4 reasons Singapore’s first ‘retirement resort’ The Hillford sounds like a sham

When it was reported that the Jalan Jurong Kechil site ‘booked’ since 2008 would be turned into Singapore’s first retirement village, there was applause all round. 

For an aging society we can be a pretty pompous bunch (shopping over volunteering for elderly care, driving flashy cars we can’t be arsed to give old folks a ride in) so we figured providing affordable purpose-built apartments so the next generation of retirees can live independently was sending the right message. 

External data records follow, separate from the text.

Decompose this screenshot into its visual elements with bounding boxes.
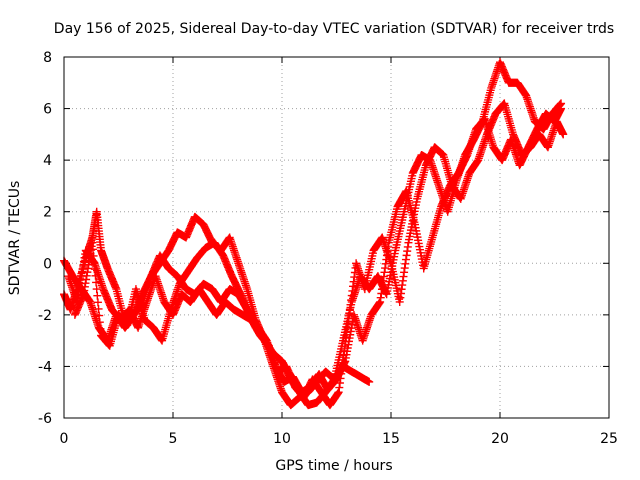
x-axis-label: GPS time / hours <box>275 458 392 474</box>
x-tick-label: 10 <box>273 431 291 447</box>
data-point <box>365 377 374 386</box>
y-tick-label: 0 <box>43 256 52 272</box>
y-tick-label: 2 <box>43 205 52 221</box>
y-tick-label: 6 <box>43 102 52 118</box>
x-tick-labels: 0 5 10 15 20 25 <box>60 431 618 447</box>
y-axis-label: SDTVAR / TECUs <box>7 181 23 296</box>
y-tick-label: -4 <box>38 359 52 375</box>
y-tick-label: -6 <box>38 411 52 427</box>
plot-points <box>60 58 568 410</box>
data-point <box>557 104 566 113</box>
x-tick-label: 5 <box>169 431 178 447</box>
data-point <box>559 130 568 139</box>
y-tick-label: 8 <box>43 50 52 66</box>
y-tick-labels: -6 -4 -2 0 2 4 6 8 <box>38 50 52 427</box>
chart-title: Day 156 of 2025, Sidereal Day-to-day VTE… <box>54 21 614 37</box>
y-tick-label: 4 <box>43 153 52 169</box>
plot-frame <box>63 56 610 419</box>
x-tick-label: 20 <box>491 431 509 447</box>
grid-lines <box>64 57 609 418</box>
axis-ticks <box>63 56 610 419</box>
x-tick-label: 25 <box>600 431 618 447</box>
x-tick-label: 0 <box>60 431 69 447</box>
x-tick-label: 15 <box>382 431 400 447</box>
y-tick-label: -2 <box>38 308 52 324</box>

Until recently, when it was announced that The Hillford project scored by World Class Developers had sold out its 281 apartment units. Sounds like good news, except when you look into it a little bit, it smells like yet another gimmick in material world Singapore. 

Here’s why:

1. According to Today, the hundreds of people that turned up at the showroom on Jan. 17 and eventually bought up the lot, were made up of 20, 30 and 40-year-olds — hardly the age groups you’d expect to be jumping at the opportunity to score a retirement home. Don’t tell us we shouldn’t judge a book by its cover (we’re looking at you, “URA spokesperson”) and all that — Singaporeans may complain a lot, but we love working. And this recent HSBC survey says that even at 57, most of us only plan to semi-retire. Also, if you can afford to retire at 28, then you can afford to retire elsewhere, amirite?

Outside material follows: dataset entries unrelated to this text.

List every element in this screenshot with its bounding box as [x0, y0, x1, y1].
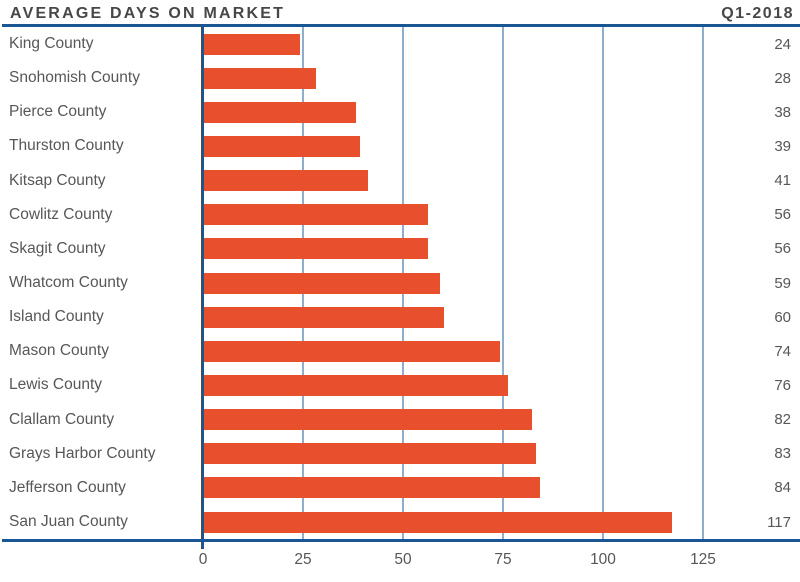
bar — [204, 33, 300, 55]
period-label: Q1-2018 — [721, 5, 794, 22]
table-row: Thurston County 39 — [0, 129, 800, 163]
bar — [204, 477, 540, 499]
rows: King County 24 Snohomish County 28 Pierc… — [0, 27, 800, 539]
row-label: Pierce County — [9, 103, 107, 121]
x-tick-label: 75 — [494, 551, 512, 568]
table-row: Mason County 74 — [0, 334, 800, 368]
table-row: King County 24 — [0, 27, 800, 61]
value-label: 83 — [774, 445, 791, 463]
table-row: Skagit County 56 — [0, 232, 800, 266]
x-tick-label: 100 — [590, 551, 616, 568]
table-row: Lewis County 76 — [0, 368, 800, 402]
row-label: Cowlitz County — [9, 205, 113, 223]
row-label: San Juan County — [9, 513, 128, 531]
value-label: 84 — [774, 479, 791, 497]
value-label: 117 — [767, 513, 791, 531]
gridline — [602, 27, 604, 539]
table-row: Jefferson County 84 — [0, 471, 800, 505]
value-label: 59 — [774, 274, 791, 292]
gridline — [502, 27, 504, 539]
table-row: Kitsap County 41 — [0, 164, 800, 198]
row-label: Grays Harbor County — [9, 444, 156, 462]
table-row: Whatcom County 59 — [0, 266, 800, 300]
bar — [204, 511, 672, 533]
bar — [204, 135, 360, 157]
table-row: Pierce County 38 — [0, 95, 800, 129]
bar — [204, 170, 368, 192]
table-row: Grays Harbor County 83 — [0, 437, 800, 471]
value-label: 56 — [774, 206, 791, 224]
bar — [204, 204, 428, 226]
chart-title: AVERAGE DAYS ON MARKET — [10, 5, 286, 22]
x-tick-label: 25 — [294, 551, 312, 568]
bar — [204, 374, 508, 396]
x-tick-label: 125 — [690, 551, 716, 568]
row-label: Thurston County — [9, 137, 124, 155]
x-axis-line — [2, 539, 800, 542]
row-label: Skagit County — [9, 239, 106, 257]
x-tick-label: 50 — [394, 551, 412, 568]
bar — [204, 67, 316, 89]
bar — [204, 101, 356, 123]
bar — [204, 306, 444, 328]
bar — [204, 443, 536, 465]
value-label: 24 — [774, 35, 791, 53]
table-row: Snohomish County 28 — [0, 61, 800, 95]
value-label: 76 — [774, 376, 791, 394]
row-label: Clallam County — [9, 410, 115, 428]
value-label: 82 — [774, 411, 791, 429]
table-row: Island County 60 — [0, 300, 800, 334]
value-label: 41 — [774, 172, 791, 190]
value-label: 38 — [774, 103, 791, 121]
value-label: 60 — [774, 308, 791, 326]
bar — [204, 238, 428, 260]
table-row: Cowlitz County 56 — [0, 198, 800, 232]
x-tick-label: 0 — [198, 551, 208, 568]
gridline — [702, 27, 704, 539]
x-axis-ticks: 0 25 50 75 100 125 — [0, 549, 800, 573]
table-row: San Juan County 117 — [0, 505, 800, 539]
bar — [204, 272, 440, 294]
value-label: 56 — [774, 240, 791, 258]
row-label: Island County — [9, 308, 104, 326]
row-label: King County — [9, 35, 94, 53]
bar — [204, 409, 532, 431]
row-label: Jefferson County — [9, 478, 126, 496]
value-label: 28 — [774, 69, 791, 87]
row-label: Mason County — [9, 342, 109, 360]
row-label: Kitsap County — [9, 171, 106, 189]
chart-header: AVERAGE DAYS ON MARKET Q1-2018 — [0, 0, 800, 24]
table-row: Clallam County 82 — [0, 403, 800, 437]
row-label: Snohomish County — [9, 69, 140, 87]
row-label: Whatcom County — [9, 274, 128, 292]
header-rule — [2, 24, 800, 27]
value-label: 74 — [774, 342, 791, 360]
value-label: 39 — [774, 137, 791, 155]
row-label: Lewis County — [9, 376, 103, 394]
zero-baseline — [201, 27, 204, 549]
bar — [204, 340, 500, 362]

2. In the same Today report, flight steward Darren Chua said he wanted to buy an apartment for his parents, but may rent it out instead. “‘The quantum is relatively low for the location,’ said Mr. Chua, noting the potentially high rental yields,” the report read. If this 26-year-old thinks this way and based on URA’s “non-prescriptive” rules about owning the property he can do what he wants with the place, then other 20, 30 and 40-year-olds are thinking this way. Which means folks living off their savings and whatever measly CPF they can withdraw will soon have to pay through the nose for a place in this supposed retirement resort. 

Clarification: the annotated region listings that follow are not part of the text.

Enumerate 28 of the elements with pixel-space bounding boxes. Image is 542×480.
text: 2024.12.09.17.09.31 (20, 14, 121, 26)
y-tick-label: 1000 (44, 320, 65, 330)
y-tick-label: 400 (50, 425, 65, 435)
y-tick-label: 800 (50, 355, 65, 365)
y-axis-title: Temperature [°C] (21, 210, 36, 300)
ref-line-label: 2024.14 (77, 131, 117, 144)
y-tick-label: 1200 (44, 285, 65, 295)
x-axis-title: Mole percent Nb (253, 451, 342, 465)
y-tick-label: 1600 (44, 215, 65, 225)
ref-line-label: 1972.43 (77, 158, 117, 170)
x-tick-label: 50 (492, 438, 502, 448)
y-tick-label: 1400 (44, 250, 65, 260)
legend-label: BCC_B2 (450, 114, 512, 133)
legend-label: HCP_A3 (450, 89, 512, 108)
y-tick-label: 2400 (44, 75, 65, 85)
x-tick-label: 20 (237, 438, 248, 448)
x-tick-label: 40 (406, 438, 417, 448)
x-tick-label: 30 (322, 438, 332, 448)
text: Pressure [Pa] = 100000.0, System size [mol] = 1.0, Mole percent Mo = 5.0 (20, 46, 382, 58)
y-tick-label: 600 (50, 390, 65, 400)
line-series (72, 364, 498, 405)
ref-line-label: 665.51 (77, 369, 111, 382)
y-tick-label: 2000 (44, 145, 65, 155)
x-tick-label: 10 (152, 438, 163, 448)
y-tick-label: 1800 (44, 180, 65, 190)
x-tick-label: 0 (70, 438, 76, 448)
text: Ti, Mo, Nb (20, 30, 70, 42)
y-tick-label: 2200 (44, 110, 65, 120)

3. And when a 55-year-old person spoke up, pointing out specifically that elderly-friendly features such as grab bars in toilets were missing, the same URA spokesperson said explained no further than to say they’re adopting a “market-led approach to provide flexibility for the developer” i.e. leave the developer to their devices, and reminded prospective buyers to scrutinise the facilities and amenities provided “to see if they would meet their expectations and needs”. Sorry, what? So in simple terms this is just like any other condo development except it’s cheaper — fastest wallets first! — and makes us look like we actually care about retirement? Pfft.

4. Despite there being talk to curb the development and cashing in of shoebox apartments, the ‘anti-shoebox’ rule was lifted for The Hillford. Which, if you visualise it, looks like a welcome mat for potentially bad investments. Also, shoebox apartments are mentioned in Forbes’ notorious prediction about Singapore’s credit bubble situation.